When browser or SSO authentication is requested, confirm the namespace first.
Use non-interactive flags where supported. If multi-tenant selection appears,
summarize the available tenant choices and ask the user before retrying.

## Endor MCP

Prefer documented Endor API or `endorctl api` lookups for workflows that support
them. Configure Endor MCP only when a selected MCP-capable workflow needs it or
the user explicitly asks for it.

The distribution may include ready-to-use Endor MCP config snippets such as
root `.mcp.json` or Gemini `mcpServers` metadata. Treat those files as setup
inputs, not permission to start or register MCP without approval.

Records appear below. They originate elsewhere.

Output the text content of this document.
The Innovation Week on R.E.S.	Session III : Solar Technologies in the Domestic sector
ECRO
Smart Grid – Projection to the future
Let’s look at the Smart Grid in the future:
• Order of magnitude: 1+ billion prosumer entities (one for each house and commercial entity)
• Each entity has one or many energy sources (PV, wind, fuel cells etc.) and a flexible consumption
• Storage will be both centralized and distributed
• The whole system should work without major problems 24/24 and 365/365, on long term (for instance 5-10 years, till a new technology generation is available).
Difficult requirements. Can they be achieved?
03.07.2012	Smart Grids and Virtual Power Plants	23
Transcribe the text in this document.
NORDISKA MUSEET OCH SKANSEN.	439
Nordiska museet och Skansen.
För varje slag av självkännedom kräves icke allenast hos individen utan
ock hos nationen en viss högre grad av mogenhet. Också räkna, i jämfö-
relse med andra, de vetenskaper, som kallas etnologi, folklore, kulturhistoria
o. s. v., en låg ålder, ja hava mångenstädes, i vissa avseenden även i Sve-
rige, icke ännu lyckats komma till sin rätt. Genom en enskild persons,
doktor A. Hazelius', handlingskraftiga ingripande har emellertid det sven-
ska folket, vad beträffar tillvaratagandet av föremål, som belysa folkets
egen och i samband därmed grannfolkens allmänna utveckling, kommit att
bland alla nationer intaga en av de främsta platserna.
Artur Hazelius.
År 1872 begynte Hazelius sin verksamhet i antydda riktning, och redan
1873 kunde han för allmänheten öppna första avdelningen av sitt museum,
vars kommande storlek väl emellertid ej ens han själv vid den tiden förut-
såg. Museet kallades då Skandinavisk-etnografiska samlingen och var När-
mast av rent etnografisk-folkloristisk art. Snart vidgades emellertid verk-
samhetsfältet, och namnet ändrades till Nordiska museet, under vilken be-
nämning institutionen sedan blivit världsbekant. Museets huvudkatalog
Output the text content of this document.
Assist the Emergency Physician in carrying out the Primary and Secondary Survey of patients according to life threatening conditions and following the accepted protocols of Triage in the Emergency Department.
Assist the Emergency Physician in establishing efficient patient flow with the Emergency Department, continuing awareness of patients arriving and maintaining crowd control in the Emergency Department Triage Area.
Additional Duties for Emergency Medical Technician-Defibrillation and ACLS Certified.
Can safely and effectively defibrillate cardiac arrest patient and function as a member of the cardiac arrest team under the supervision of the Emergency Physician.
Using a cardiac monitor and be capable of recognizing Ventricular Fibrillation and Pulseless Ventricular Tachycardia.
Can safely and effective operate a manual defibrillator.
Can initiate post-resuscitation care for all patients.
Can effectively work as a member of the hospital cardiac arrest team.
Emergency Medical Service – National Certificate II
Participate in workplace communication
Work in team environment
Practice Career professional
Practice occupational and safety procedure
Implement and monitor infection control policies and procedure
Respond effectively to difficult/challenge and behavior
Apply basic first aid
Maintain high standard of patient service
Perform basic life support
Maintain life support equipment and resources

When MCP setup is requested:

1. Check whether `npx` is available.
2. Check whether `endorctl` is available.
3. Verify the proposed server command is:
   `npx -y endorctl ai-tools mcp-server`.
4. Inspect the host-specific MCP config location or installed plugin metadata.
5. If `endor-cli-tools` is already registered, report it and ask before
   changing anything.
6. If it is missing, show the exact config that would be added and ask for
   approval before writing host config files.
7. After approval and configuration, validate in a fresh host session when the
   host supports tool visibility checks.

Do not claim Endor MCP tools are available to a workflow until the host exposes
them in the current session. If MCP tools are unavailable, continue with
CLI-first workflows when they support `endorctl api`; otherwise record the
missing MCP capability in `data_gaps`.

## GitHub CLI

Check `gh auth status` when workflows need GitHub evidence, repository
inventory, pull requests, or comments. If `gh` is missing, provide current
official installation guidance instead of installing it automatically.

Do not manage GitHub token scopes or create personal access tokens in v1. Verify
only the specific read or write capability needed for the selected workflow.

## Language Tooling

Detect and report workflow-relevant package managers, language runtimes, and
build tools. Do not install them.

When tooling is missing, report the affected validation step and ask the user to
install it through their team-standard toolchain.

## Workflow Safety

Setup never performs remediation, creates branches, opens PRs/MRs, posts
comments, writes Endor policies, or runs scans. Mutating workflows such as SCA
Remediation and AI SAST Triage keep those actions behind their generated agent
approval gates.

## Cursor-Specific Rules

- Keep Cursor package installs explicit. Do not install, link, update, or uninstall packages without user approval.
- Do not add plugin-wide MCP automatically. Only guide MCP setup when a selected workflow needs it and the user approves.
- Do not collect, write, or persist Endor API credential values. Report credential presence by key name only.
- If host-specific agent delegation is unavailable, use the matching skill and report the limitation.
- Tell the user to reload or restart Cursor after installing or updating the package if newly installed skills are not visible.